Tue, 03 Apr 2001

ASEAN holds meeting on currency swap

By Eileen Ng

KUALA LUMPUR (AFP): Southeast Asian finance ministers will meet in the Malaysian capital this week as regional currencies undergo another beating amid expectations of a global slowdown.

The Association of Southeast Asian Nations' (ASEAN) plan for an expanded web of currency swaps with China, Japan and South Korea to avert future crises is expected to dominate talks, officials and analysts said.

Southeast Asian currencies have weakened in recent weeks dragged down by a weak Japanese yen, exacerbating an expected economic downturn in the region amid the US slowdown, analysts said.

Only Malaysia has been spared currency instability due to its ringgit peg of 3.80 to the dollar, imposed in 1998 as part of capital controls.

But Malaysia last week cut its growth forecast to between five and six percent this year, down from seven percent previously, citing an expected sharp fall in manufacturing and exports.

Most analysts have also revised downwards their economic forecast for ASEAN countries.

ASEAN finance ministers at their meeting in Chiang Mai last year agreed to expand the ASEAN Swap Arrangement (ASA) to include China, Japan and South Korea and to enlarge the facility to one billion dollars.

The scheme, which gives financial aid to member nations facing short-term liquidity needs, is designed as a safeguard against currency raids similar to the one that brought on the 1997 regional crisis sparked by the devaluation of the Thai baht.

But the scheme reportedly ran into problems amid Malaysia's reluctance to give the International Monetary Fund (IMF) a proposed key role.

Prime Minister Mahathir Mohamad in November last year said most ASEAN countries were not keen to let the IMF oversee the swap arrangement.

Japan, which is leading the plan, last month sent Vice Finance Minister Haruhiko Kuroda to Malaysia to meet with Finance Minister Daim Zainuddin to seek a solution to the disagreement.

But Daim stressed that Malaysia would oppose the proposal to link the disbursement of funds in the ASA to the IMF.

"We are not under the IMF, why should they impose IMF conditions on us?" he said recently.

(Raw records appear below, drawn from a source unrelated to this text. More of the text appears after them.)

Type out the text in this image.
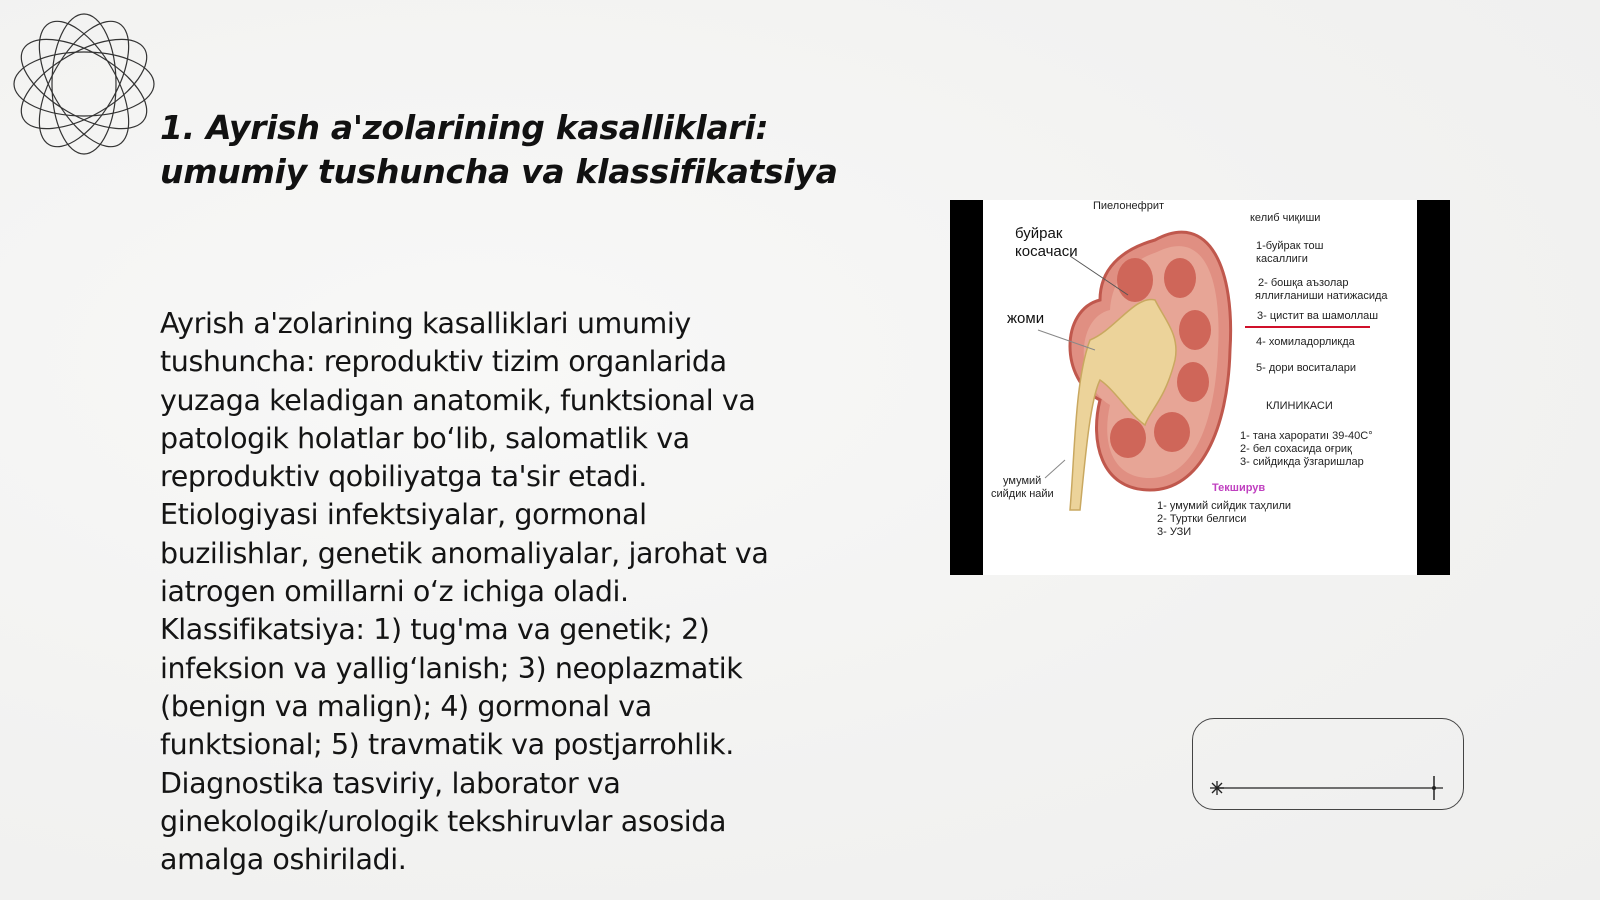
1. Ayrish a'zolarining kasalliklari:
umumiy tushuncha va klassifikatsiya
Ayrish a'zolarining kasalliklari umumiy
tushuncha: reproduktiv tizim organlarida
yuzaga keladigan anatomik, funktsional va
patologik holatlar bo‘lib, salomatlik va
reproduktiv qobiliyatga ta'sir etadi.
Etiologiyasi infektsiyalar, gormonal
buzilishlar, genetik anomaliyalar, jarohat va
iatrogen omillarni o‘z ichiga oladi.
Klassifikatsiya: 1) tug'ma va genetik; 2)
infeksion va yallig‘lanish; 3) neoplazmatik
(benign va malign); 4) gormonal va
funktsional; 5) travmatik va postjarrohlik.
Diagnostika tasviriy, laborator va
ginekologik/urologik tekshiruvlar asosida
amalga oshiriladi.
Пиелонефрит
буйрак
косачаси
жоми
умумий
сийдик найи
келиб чиқиши
1-буйрак тош
касаллиги
2- бошқа аъзолар
яллиғланиши натижасида
3- цистит ва шамоллаш
4- хомиладорликда
5- дори воситалари
КЛИНИКАСИ
1- тана хароратиı 39-40С°
2- бел сохасида оғриқ
3- сийдикда ўзгаришлар
Текширув
1- умумий сийдик таҳлили
2- Туртки белгиси
3- УЗИ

He added that ASEAN finance ministers would review the terms of the scheme at their meeting this week.

Daim will host the ASEAN finance ministers meeting, which will also be attended by central bank governors from the region, at a top hotel in Kuala Lumpur from Saturday.

The ministers will conduct a "peer review" on economic developments in the region, and hold dialogues with the Asian Development Bank and the US-ASEAN business council, officials said.

On Sunday, they will sign an agreement on a protocol for an ASEAN scheme on motor vehicle insurance. No other details were available.

ASEAN deputy finance ministers will also hold a three-hour meeting with their counterparts from China, Japan and South Korea on Sunday afternoon.

Senior officials will be meeting Wednesday, and finance and central bank deputies on Thursday and Friday to lay the groundwork for the two-day ministerial talks.

Ramon Navaratnam, a former finance ministry official and now a corporate figure, said progress of the ASA scheme could be stalled amid Tokyo's preference for IMF involvement.

"The IMF has not proved successful in recent years. Its credibility is low because of its recent poor professional performance and perceived American domination," he told AFP.

"IMF involvement may hold ASEAN back rather than let it move forward."

The Business Times daily, in a recent editorial, said ASEAN nations should "take charge of their own destiny" and confine the IMF's role to that of an advisor or observer.

"If these ASEAN countries would rather have someone else determine their collective future, that future will only continue to be uncertain and be dependent on what happens elsewhere in the world," it added.